Children with false-positive results also were more likely to be members of a racial minority and to have parents who had not graduated from high school. Their scores, however, remained significantly lower after controlling for sociodemographic differences.

The author recommended pediatricians use diagnostic test results to promote optimal development, monitor progress and make appropriate referrals. Although these children do not qualify for special education placement, they would benefit from individualized instruction and programs known to improve language, cognitive and academic skills, such as Head Start, Title I services, tutoring, private speech and language therapy, and quality day care.

Multicystic dysplastic kidneys

{blacklozenge} Feldenberg LR, Siegel NJ. Pediatr Nephrol. 2000;14:1098-1101.[Medline]

While children with simple multicystic dysplastic kidney (MCDK) disease had excellent outcomes, those with complex MCDK did not fare as well, according to a retrospective study of 35 patients at Yale University School of Medicine.

A diagnosis of MCDK often is made by prenatal sonography. In some patients, the abnormality has involuted by the time of birth, but in others the disease is complicated by urinary tract infection (UTI), hypertension or malignancy postnatally. Because the nature of these complications is poorly understood, management of this disorder has ranged from simple observation to nephrectomy.

The authors conducted a review of all patients diagnosed with MCDK between August 1995 and March 1999 to determine the clinical course and to predict which patients are at significant risk for developing UTI and renal insufficiency.

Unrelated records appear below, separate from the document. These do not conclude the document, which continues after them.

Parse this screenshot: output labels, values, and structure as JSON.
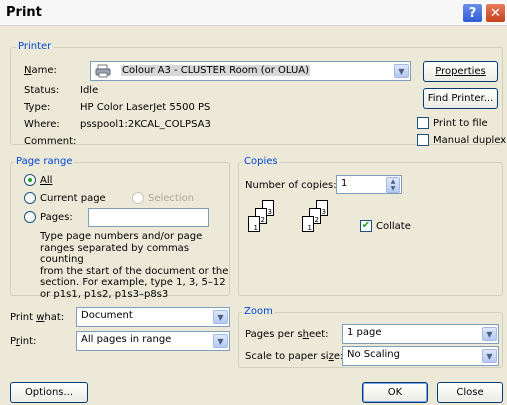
{
  "window": {
    "title": "Print",
    "help": "?",
    "close": "✕"
  },
  "printer": {
    "legend": "Printer",
    "name_label": "Name:",
    "name_value": "Colour A3 - CLUSTER Room (or OLUA)",
    "status_label": "Status:",
    "status_value": "Idle",
    "type_label": "Type:",
    "type_value": "HP Color LaserJet 5500 PS",
    "where_label": "Where:",
    "where_value": "psspool1:2KCAL_COLPSA3",
    "comment_label": "Comment:",
    "properties_button": "Properties",
    "find_printer_button": "Find Printer...",
    "print_to_file": "Print to file",
    "manual_duplex": "Manual duplex"
  },
  "page_range": {
    "legend": "Page range",
    "all": "All",
    "current_page": "Current page",
    "selection": "Selection",
    "pages": "Pages:",
    "pages_value": "",
    "hint": [
      "Type page numbers and/or page",
      "ranges separated by commas counting",
      "from the start of the document or the",
      "section. For example, type 1, 3, 5–12",
      "or p1s1, p1s2, p1s3–p8s3"
    ]
  },
  "copies": {
    "legend": "Copies",
    "number_label": "Number of copies:",
    "number_value": "1",
    "collate": "Collate",
    "page_numbers": [
      "3",
      "2",
      "1",
      "3",
      "2",
      "1"
    ]
  },
  "print_what": {
    "label": "Print what:",
    "value": "Document"
  },
  "print": {
    "label": "Print:",
    "value": "All pages in range"
  },
  "zoom": {
    "legend": "Zoom",
    "pages_per_sheet_label": "Pages per sheet:",
    "pages_per_sheet_value": "1 page",
    "scale_label": "Scale to paper size:",
    "scale_value": "No Scaling"
  },
  "buttons": {
    "options": "Options...",
    "ok": "OK",
    "close": "Close"
  },
  "colors": {
    "legend": "#0046d5",
    "check": "#21a121"
  }
}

Patients with unilateral multicystic kidney and no associated genitourinary tract abnormalities on physical examination and ultrasonography were classified as having simple MCDK. All 21 patients had compensatory growth of the contralateral kidney, normal renal function and normal blood pressure. A voiding cystourethrogram (VCUG) was performed in five patients at diagnosis and demonstrated reflux in four. However, only one patient developed a UTI.

In contrast, 14 patients had complex MCDK with bilateral disease or associated abnormalities on physical examination or ultrasonography. Three patients had a VCUG performed at diagnosis; reflux was present in two. Four patients had documented UTI. Half the patients with complex MCDK developed renal insufficiency or end-stage renal disease.

The authors concluded that the clinical course and outcome of patients with MCDK can be predicted without an initial VCUG and independent of the presence or absence of reflux.